Labour right backlash Be prepared for a Labour-right backlash. Photo: wikimedia, Policy Network

A Corbyn-led government will provoke a determined backlash from the British establishment, including the Labour right. Radical social movements must be ready

We face an unprecedented situation of going into a general election with the Labour Party, traditionally one of the key pillars of the British establishment, led by arguably the most left wing leader in its history. 

This means the stakes are unusually high for a UK general election. For, should Corbyn close the gap on May, possibly resulting in a hung parliament or a viable Labour / SNP coalition, the sense of panic amongst Britain’s ruling class would be palpable. 

Any such outcome would be a crisis on the scale of February 1974 when Conservative leader Edward Heath lost his majority after calling an early election in the midst of the 1974 miners’ strike. Heath called an election on the question of ‘who governs’ and subsequently narrowly lost it to Harold Wilson’s Labour Party. 

Political divide

In 1974 Labour had swung left in opposition as industrial action by miners, dockers and shipbuilders paralysed Heath’s capacity to act. Labour’s 1974 manifesto promised ‘a fundamental and irreversible shift in the balance of wealth and power towards working people and their families’. 

However, the Labour Party since its inception has always been deeply committed to the institutions of the British state and to seeking to run capitalism as efficiently as possible on its behalf. This means that when in government it has frequently ended up attacking its own supporters. 

Indeed, a crucial political divide in British politics lies not between political parties, but within Labour; between a radical left based amongst the party’s working class supporters, and a pro-establishment right based on the Parliamentary Labour Party and the patronage offered by the state. This is why Lenin described Labour as ‘a bourgeois workers’ party’, working class in composition, bourgeois in leadership. 

Therefore, Labour has historically sought to channel working class aspirations into safe parliamentary channels. In 1974, this meant defusing working class militancy via the ruse of the Social Contract. The unions limited their wage demands as inflation rose and got relatively little in return. 

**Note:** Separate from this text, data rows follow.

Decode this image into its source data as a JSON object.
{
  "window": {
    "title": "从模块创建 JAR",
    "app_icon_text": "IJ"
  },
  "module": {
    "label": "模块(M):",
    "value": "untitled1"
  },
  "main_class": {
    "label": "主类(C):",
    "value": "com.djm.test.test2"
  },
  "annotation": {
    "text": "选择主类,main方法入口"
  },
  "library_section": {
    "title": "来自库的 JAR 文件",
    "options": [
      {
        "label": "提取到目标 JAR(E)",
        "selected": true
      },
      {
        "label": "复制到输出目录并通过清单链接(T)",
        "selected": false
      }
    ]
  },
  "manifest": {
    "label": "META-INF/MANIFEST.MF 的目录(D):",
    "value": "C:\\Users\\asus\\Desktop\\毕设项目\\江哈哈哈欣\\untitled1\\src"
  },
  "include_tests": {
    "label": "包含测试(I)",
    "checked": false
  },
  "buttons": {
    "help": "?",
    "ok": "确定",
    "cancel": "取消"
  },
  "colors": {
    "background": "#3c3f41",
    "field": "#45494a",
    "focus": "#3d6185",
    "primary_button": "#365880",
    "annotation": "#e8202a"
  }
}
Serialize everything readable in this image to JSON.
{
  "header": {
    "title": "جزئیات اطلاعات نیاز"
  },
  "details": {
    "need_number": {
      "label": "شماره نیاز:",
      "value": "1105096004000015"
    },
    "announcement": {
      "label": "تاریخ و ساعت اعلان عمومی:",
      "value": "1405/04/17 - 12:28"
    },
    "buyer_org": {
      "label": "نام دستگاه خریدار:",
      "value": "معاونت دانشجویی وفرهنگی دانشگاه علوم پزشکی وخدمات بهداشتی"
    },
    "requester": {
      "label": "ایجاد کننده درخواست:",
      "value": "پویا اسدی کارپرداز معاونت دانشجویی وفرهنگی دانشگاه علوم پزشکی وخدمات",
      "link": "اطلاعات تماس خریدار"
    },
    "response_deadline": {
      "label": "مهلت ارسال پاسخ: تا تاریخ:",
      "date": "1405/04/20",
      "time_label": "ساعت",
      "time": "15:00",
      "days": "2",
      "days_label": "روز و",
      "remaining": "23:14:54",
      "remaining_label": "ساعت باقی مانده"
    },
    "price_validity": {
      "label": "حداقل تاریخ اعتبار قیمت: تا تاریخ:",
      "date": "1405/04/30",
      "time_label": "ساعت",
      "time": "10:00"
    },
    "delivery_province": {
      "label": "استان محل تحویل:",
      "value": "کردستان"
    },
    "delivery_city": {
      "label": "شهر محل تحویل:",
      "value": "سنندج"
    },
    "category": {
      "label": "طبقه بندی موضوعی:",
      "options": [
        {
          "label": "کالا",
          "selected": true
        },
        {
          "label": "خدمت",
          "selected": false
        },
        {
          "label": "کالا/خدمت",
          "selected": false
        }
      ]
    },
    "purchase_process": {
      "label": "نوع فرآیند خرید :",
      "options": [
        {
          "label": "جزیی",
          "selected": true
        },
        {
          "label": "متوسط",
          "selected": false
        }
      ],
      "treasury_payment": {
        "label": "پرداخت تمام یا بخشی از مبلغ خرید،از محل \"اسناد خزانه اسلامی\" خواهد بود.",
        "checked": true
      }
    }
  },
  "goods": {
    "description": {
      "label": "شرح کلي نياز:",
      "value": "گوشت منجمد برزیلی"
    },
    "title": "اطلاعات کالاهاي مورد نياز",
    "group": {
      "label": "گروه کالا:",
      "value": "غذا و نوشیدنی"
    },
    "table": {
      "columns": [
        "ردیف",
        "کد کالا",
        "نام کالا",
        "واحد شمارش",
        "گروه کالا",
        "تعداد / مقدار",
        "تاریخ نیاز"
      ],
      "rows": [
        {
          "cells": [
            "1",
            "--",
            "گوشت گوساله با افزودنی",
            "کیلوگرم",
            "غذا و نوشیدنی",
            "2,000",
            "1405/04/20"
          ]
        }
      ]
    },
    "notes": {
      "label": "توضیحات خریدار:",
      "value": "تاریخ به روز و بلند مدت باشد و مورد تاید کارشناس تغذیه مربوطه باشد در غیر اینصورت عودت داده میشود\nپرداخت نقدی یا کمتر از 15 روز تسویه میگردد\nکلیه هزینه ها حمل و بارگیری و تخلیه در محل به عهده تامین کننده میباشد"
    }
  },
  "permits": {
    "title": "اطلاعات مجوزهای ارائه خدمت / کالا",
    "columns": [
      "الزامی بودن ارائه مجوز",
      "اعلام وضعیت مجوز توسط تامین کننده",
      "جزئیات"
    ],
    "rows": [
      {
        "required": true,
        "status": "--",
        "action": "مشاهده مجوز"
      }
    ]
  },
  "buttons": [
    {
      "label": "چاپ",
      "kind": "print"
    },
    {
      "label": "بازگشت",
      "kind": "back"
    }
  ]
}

Then, in 1976, Labour’s right wing chancellor Denis Healey used an exaggerated debt ‘crisis’ to force through a package of severe spending cuts at the behest of the International Monetary Fund. Britain’s neo-liberal counter revolution had begun, the ground for Thatcher being prepared. 

Attlee government

To be fair, the experience of Wilson and Callaghan in 1974-76 was far from being the biggest capitulation made by a Labour government. In 1931 Ramsay MacDonald had formed a National Government with the Conservatives in order to implement austerity and cuts to unemployment benefits. MacDonald split Labour in the process of doing this. 

The Attlee government of 1945 – 1951 was genuinely transformative in terms of the welfare state it created and its programme of public ownership. However, the Labour right were deeply committed to the maintenance of Empire and the Cold War Atlantic alliance with the USA. This meant diverting funding from the NHS to pay for the Korean war and the atom bomb. Nye Bevan, founder of the NHS, walked out of Attlee’s cabinet in disgust. 

But the Labour right’s deep commitment to the preservation of the status quo does not only express itself when the party is in government, as the experience of the last two years of Jeremy Corbyn’s leadership has very clearly demonstrated. 

Split by SDP

During the 1980s, there were numerous moments when Thatcher could have been beaten and the neo-liberal tide reversed. At each moment, the Labour right acted to undermine any radical opposition. 

In its first term, the Thatcher government was massively unpopular as unemployment soared and large scale riots rocked Britain’s inner cities. During the summer of 1981 Thatcher was in despair. But, that same year, the Labour right split the party to form the SDP, which was the crucial factor in her 1983 election victory.

Neil Kinnock was labour leader from 1983 – 1992. During this time he consistently opposed the extra parliamentary opposition that arose to Thatcher, as well as attacking the left within Labour and seeking to move the party’s policy platform sharply to the right. 

Whilst the miners’ strike, the revolt of Liverpool and Lambeth councils and the anti Poll Tax campaign can be cumulatively credited with ultimately defeating Thatcher, they did so despite Neil Kinnock and the Labour leadership. Kinnock went on to lose the 1992 election, setting the stage for Tony Blair whose time in power was characterised by slavish devotion to neo-liberal economics and a neo-conservative foreign policy. 

So Jeremy Corbyn and his supporters, both inside and outside Labour, can expect to face determined opposition from the Labour right who will act ruthlessly in their defence of power, wealth and privilege. 

Already the election campaign has a dual character, against both the Tories and the Blairite right within Labour. Both need to be beaten for any radical transformation of British society to take place. This can only be accomplished by radical social movements exerting a powerful counter pressure on the Labour right.